Canadian Prime Minister Justin Trudeau’s trade mission to China Monday did not result in an expected free trade agreement, contrary to expectations in Ottawa.
Trudeau met with Chinese Premier Li Kiqiang, but the talks did not end with the start of a free trade agreement Trudeau sought as a hedge against uncertainties in renegotiations with the United States of the North American Free Trade Agreement.
Li noted that meetings between Chinese and Canadian officials were rare compared to Beijing’s dealings with other countries.
“It shows that China-Canada relations have indeed entered a golden era. And of course it also shows that the prime minister has attached high importance to Canada’s relations with China,” he said.
An attempt to spur trade between the countries could be a risky strategy for Trudeau.

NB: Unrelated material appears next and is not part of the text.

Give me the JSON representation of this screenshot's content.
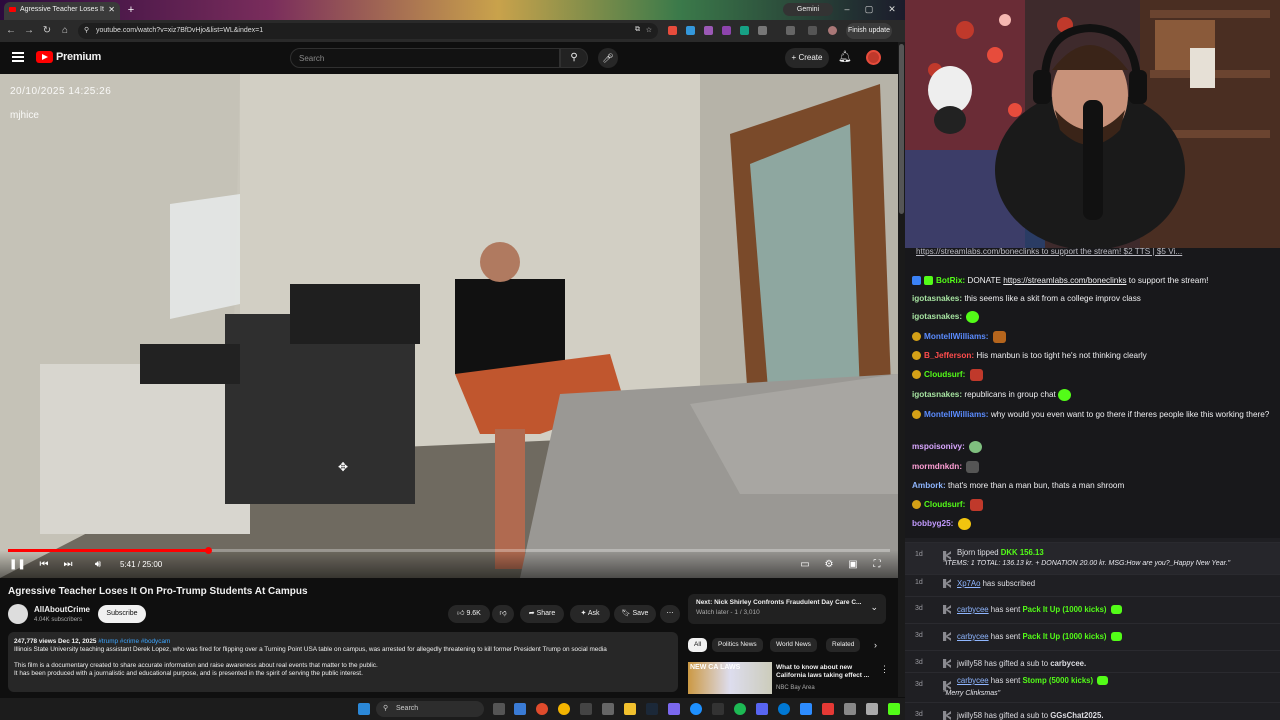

It has the potential to alienate countries like Japan, Canada’s longtime trading partner — and could open strategic Canadian industries to Chinese ownership, while continuing a trade relationship long favorable to Beijing.
About 4 percent of Canadian exports went to China in 2016. Over 75 percent went to the United States.
Despite the lack of a free trade agreement, Li and Trudeau announced agreements on climate change and clean energy, a food importation pact and an education exchange.
The year 2018 was also designated as Canada-China Year of Tourism, with Trudeau saying he expects to see more Chinese tourists at Niagara Falls and other Canadian attractions.